My garbage day is Friday morning. I know I need to prepare trash thursday night and move things to my designated pick up spot. And even though I know all this it is really common for me to realize it is friday morning - when I hear the truck go by :( or at 2 AM on friday morning when I wake up and realize I forgot. Or think I need to prep on thursday and get the days scrambled, or realize in the morning then go out and only recognize that today was thursday night when I arrive home exhausted.
Appointments are awful as well - I have an appointment on the 24th and I had to seperately memorize both that it is Wednesday and that it is this week and keep being aware of it approaching and its still horribly stressful.
And while concentrating on that I have to not mess up paying my bills on time and other stuff.
Time blindness makes being on time a huge effort, it makes keeping track of dates times, how long a task lasts, people's birthdays, days of the week and more very hard.

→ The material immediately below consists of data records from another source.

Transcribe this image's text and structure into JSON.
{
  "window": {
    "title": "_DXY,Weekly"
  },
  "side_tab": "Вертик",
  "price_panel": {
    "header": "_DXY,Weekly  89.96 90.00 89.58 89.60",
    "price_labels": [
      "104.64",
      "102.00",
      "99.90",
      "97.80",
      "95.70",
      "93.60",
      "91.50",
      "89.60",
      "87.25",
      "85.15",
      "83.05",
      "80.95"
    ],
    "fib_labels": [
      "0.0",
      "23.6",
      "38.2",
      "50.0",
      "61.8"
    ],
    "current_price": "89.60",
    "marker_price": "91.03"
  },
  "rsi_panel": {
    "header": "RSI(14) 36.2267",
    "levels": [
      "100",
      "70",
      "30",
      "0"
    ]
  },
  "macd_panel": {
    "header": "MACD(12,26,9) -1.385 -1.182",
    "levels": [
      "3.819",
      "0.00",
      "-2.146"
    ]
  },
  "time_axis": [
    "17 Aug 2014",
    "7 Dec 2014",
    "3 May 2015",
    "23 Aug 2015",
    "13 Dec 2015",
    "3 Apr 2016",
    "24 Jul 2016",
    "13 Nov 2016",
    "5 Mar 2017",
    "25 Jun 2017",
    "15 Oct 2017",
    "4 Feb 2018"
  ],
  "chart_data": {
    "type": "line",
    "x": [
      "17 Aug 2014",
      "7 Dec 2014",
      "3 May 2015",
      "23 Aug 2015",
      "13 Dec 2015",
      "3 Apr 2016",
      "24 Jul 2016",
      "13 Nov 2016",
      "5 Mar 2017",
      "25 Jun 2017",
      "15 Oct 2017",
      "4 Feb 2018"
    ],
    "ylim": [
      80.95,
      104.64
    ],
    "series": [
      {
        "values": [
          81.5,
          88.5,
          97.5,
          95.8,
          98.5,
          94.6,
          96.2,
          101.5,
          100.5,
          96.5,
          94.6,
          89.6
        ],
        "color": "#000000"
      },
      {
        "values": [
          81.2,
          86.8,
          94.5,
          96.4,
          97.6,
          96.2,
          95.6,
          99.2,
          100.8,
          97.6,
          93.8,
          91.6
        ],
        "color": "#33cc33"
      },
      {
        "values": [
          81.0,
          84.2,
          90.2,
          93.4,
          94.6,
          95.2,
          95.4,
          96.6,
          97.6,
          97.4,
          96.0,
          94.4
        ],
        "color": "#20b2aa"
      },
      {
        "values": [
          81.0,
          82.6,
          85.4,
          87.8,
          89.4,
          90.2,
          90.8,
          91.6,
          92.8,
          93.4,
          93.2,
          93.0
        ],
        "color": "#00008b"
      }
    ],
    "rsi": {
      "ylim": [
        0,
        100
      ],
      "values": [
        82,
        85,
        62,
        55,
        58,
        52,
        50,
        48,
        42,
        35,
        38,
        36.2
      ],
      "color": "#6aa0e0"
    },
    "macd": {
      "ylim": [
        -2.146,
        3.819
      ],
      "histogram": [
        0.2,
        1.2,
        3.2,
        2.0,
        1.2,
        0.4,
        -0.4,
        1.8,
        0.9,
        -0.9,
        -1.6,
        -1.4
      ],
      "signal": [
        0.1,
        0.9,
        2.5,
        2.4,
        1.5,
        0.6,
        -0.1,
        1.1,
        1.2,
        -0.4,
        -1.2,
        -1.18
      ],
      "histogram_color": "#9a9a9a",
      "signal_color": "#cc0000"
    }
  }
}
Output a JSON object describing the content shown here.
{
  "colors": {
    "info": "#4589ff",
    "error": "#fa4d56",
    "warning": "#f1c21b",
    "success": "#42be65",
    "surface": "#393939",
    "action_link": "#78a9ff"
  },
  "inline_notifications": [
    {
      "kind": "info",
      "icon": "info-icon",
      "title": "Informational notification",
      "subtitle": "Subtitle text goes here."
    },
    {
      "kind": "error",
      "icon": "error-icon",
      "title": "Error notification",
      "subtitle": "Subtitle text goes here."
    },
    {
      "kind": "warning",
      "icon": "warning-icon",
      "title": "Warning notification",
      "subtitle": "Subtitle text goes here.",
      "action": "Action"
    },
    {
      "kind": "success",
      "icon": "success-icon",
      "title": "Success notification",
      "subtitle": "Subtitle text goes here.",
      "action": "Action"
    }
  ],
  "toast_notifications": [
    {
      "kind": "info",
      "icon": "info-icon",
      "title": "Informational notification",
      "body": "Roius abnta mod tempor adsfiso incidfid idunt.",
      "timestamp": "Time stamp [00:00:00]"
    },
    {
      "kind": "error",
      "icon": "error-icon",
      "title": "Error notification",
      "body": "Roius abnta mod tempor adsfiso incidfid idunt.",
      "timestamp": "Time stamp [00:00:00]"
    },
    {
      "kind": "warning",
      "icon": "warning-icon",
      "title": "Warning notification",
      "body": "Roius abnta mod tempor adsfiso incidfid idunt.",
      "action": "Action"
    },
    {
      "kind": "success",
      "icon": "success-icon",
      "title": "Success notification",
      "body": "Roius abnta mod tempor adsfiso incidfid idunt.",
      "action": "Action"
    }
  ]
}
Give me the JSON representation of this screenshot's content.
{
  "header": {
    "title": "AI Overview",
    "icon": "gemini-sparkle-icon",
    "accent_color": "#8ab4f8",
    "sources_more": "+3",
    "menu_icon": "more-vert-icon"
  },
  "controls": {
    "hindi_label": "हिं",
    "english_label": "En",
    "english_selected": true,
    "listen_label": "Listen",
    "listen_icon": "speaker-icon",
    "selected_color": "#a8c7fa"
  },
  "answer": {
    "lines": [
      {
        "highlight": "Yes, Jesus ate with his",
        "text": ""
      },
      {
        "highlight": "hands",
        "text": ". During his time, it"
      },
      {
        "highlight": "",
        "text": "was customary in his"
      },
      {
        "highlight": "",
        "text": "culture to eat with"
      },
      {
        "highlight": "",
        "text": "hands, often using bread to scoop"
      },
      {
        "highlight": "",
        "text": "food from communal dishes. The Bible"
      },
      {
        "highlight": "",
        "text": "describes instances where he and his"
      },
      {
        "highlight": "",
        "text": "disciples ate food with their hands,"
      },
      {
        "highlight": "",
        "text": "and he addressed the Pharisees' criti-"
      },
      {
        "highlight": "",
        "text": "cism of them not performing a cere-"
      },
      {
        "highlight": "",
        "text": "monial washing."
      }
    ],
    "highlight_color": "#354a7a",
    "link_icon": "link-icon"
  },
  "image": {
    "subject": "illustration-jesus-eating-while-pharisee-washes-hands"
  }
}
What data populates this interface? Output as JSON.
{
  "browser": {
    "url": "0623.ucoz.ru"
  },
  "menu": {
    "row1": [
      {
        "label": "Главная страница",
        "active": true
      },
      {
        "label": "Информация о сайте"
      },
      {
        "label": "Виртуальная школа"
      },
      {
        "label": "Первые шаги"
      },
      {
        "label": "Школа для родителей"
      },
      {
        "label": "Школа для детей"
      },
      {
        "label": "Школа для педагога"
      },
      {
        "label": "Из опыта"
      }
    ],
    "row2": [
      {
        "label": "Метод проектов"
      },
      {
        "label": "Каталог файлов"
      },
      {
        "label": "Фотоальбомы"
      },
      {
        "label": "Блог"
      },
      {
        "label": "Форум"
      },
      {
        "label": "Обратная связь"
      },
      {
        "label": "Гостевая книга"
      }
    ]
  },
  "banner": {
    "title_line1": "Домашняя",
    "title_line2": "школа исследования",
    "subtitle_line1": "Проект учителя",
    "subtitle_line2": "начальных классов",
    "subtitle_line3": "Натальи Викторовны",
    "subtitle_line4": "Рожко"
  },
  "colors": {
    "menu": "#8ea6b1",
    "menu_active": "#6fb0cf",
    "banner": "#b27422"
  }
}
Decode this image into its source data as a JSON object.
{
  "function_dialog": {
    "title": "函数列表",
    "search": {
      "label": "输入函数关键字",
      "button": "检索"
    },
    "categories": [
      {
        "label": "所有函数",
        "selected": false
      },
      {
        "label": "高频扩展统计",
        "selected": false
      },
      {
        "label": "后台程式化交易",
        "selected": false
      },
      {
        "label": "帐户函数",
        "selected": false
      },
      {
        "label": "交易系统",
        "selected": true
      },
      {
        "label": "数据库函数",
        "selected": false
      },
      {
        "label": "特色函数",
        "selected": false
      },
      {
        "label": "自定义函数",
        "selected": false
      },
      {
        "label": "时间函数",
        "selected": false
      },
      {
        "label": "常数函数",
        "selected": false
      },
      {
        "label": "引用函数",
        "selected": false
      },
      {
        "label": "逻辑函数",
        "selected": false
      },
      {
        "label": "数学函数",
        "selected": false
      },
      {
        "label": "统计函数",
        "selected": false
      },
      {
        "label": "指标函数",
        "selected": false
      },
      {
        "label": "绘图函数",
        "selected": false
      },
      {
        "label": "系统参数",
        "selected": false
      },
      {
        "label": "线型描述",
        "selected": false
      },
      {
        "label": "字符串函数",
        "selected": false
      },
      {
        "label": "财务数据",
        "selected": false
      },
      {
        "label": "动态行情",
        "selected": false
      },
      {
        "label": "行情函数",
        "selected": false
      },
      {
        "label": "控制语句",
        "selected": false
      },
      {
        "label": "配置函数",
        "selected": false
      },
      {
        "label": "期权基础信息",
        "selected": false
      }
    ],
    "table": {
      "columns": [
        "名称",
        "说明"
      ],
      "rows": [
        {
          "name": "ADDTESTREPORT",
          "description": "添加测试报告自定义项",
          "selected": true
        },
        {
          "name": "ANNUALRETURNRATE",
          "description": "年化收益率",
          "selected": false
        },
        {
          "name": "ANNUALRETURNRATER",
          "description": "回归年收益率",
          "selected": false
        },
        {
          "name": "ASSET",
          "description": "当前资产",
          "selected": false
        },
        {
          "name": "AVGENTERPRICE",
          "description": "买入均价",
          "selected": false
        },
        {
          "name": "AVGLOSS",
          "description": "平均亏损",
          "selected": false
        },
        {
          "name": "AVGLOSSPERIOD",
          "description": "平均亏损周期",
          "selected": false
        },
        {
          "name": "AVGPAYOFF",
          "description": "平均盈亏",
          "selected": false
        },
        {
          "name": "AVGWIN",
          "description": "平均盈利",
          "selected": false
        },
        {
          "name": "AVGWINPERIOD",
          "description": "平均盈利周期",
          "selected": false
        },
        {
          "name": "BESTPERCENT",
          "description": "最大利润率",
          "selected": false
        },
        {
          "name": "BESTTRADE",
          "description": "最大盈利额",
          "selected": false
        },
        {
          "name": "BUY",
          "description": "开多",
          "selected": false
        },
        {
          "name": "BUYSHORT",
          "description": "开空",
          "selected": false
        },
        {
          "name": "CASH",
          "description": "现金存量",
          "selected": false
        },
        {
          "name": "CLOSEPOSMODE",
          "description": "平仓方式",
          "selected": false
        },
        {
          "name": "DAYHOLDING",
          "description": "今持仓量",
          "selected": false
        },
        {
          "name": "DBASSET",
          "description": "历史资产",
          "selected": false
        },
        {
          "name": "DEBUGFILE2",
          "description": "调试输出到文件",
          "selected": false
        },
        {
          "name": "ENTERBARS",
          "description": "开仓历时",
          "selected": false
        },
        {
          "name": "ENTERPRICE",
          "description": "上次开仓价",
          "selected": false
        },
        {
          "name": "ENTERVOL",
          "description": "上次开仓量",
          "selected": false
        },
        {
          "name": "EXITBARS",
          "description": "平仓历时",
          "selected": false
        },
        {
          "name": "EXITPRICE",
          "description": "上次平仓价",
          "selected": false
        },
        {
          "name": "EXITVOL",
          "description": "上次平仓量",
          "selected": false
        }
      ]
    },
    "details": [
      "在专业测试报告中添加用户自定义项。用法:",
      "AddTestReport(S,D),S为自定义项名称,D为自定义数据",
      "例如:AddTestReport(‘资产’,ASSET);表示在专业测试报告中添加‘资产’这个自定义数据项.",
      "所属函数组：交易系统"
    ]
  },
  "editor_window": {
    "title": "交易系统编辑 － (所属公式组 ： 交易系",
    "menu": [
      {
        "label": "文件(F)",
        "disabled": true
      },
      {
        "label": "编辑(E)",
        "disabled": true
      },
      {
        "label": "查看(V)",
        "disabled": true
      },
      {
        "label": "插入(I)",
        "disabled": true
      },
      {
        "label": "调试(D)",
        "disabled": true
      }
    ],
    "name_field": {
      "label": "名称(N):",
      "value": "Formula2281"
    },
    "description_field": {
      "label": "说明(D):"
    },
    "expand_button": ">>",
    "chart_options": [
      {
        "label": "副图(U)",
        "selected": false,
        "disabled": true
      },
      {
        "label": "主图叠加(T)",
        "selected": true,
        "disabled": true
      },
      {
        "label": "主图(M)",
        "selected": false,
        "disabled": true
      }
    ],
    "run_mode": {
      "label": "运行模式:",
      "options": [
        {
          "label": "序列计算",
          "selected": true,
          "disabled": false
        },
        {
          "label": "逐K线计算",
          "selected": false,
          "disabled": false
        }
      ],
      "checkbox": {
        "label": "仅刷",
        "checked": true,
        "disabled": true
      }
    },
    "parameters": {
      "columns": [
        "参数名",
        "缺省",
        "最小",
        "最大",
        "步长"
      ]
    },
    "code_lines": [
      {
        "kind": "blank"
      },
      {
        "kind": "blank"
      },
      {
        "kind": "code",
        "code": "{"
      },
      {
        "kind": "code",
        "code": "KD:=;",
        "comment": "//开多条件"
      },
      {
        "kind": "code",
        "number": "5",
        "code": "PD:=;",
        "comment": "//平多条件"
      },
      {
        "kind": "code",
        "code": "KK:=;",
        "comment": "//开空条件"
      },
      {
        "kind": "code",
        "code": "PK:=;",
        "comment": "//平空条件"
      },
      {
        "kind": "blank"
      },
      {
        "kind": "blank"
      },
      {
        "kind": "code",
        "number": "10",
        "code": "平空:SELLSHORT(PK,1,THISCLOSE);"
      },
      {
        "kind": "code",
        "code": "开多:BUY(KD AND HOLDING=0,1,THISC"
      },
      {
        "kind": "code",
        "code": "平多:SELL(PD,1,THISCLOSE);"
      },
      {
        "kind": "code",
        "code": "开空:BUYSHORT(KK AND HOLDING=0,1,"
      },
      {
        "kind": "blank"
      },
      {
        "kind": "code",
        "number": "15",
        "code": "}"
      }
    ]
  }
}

My brain is task oriented it is just not meant to function via time and dates and it takes a lot of energy to manage anything based on time.
its a disability, plain and simple. Yes you can mitigate it - to some degree- through trying harder and using tools and strategies but it IS a huge effort and saying this isn't a disability is not fair.
I will make a comparison - there are people who can walk but for whom it is a lot of effort - they might have visible things such as cruches, walkers, braces, perhaps even a wheelchair. Maybe they can walk 50 feet but they are exhausted at 100. Not acknowledging that this is a real disability is like telling that person that they are not allowed to have any help walking just because they can walk a bit with nothing - if they try really really hard and exhaust themselves
On a given day I might be ontime for one appointment - but fail to get dishes clean for third day in a row, have something fall and break and have to just leave because they won't believe why I'm late since I'm always struggling with time - so my rug gets ruined rather then it being okay for me to clean it - but better then losing a job again, fail to eat anything because no time, have to skip brushing my teeth and a shower, forget to pay a bill, miss a doctor appointment - but I made it to work on time that day.
Getting to a job or appointment isn't as simple as setting an alarm, people always say that- its about listening to *multiple* alarms for at least an hour and a half prior to departure which actually causes anxiety - to make sure I do all things I need to before leaving - or otherwise time just vanishes on me - each alarm has me seeing how much time is left and evaluating what I still need to do.
Then there is another alarm to tell me I am entering the "triage zone" - or if I actually get done early to make sure turning off the constant alarm still means there is a back up alarm for time to go.
The triage alarm is whem I have to leave in just a few minutes. Generally I set it about 20 minutes before departure and then when it goes off again 10 minutes later I am hopefully real close to leaving. And the second time it goes off - hopefully I am *in* my car.
So lets say I got dishes going, put up a load of laundry, cleaned a litter box, put all the stuff I needed in the car - but somehow didn't get dressed, didn't feed my animals, or need to find my purse.
The list is then shortened to nothing except fed animals, clothing and shoes on my body, purse/phone and anything else I must have with me, and things like is my stove turned off - thats it. Obviously it would be nice to have combed hair and brushed teeth but I keep a brush and mints in the car for a reason.
Does that make sense @sketch84 ?
@IndigoWhisper ... wow, that sounds so anxiety ridden. I already struggle with anxiety for appointmnts but idk if its time blindness cuz it doesnt seem to fit. But someone mentioned it to me and said its common for ppl like *us* to have time blindness and i just didnt get it. But wow, the struggle is real and sry2hear its so much.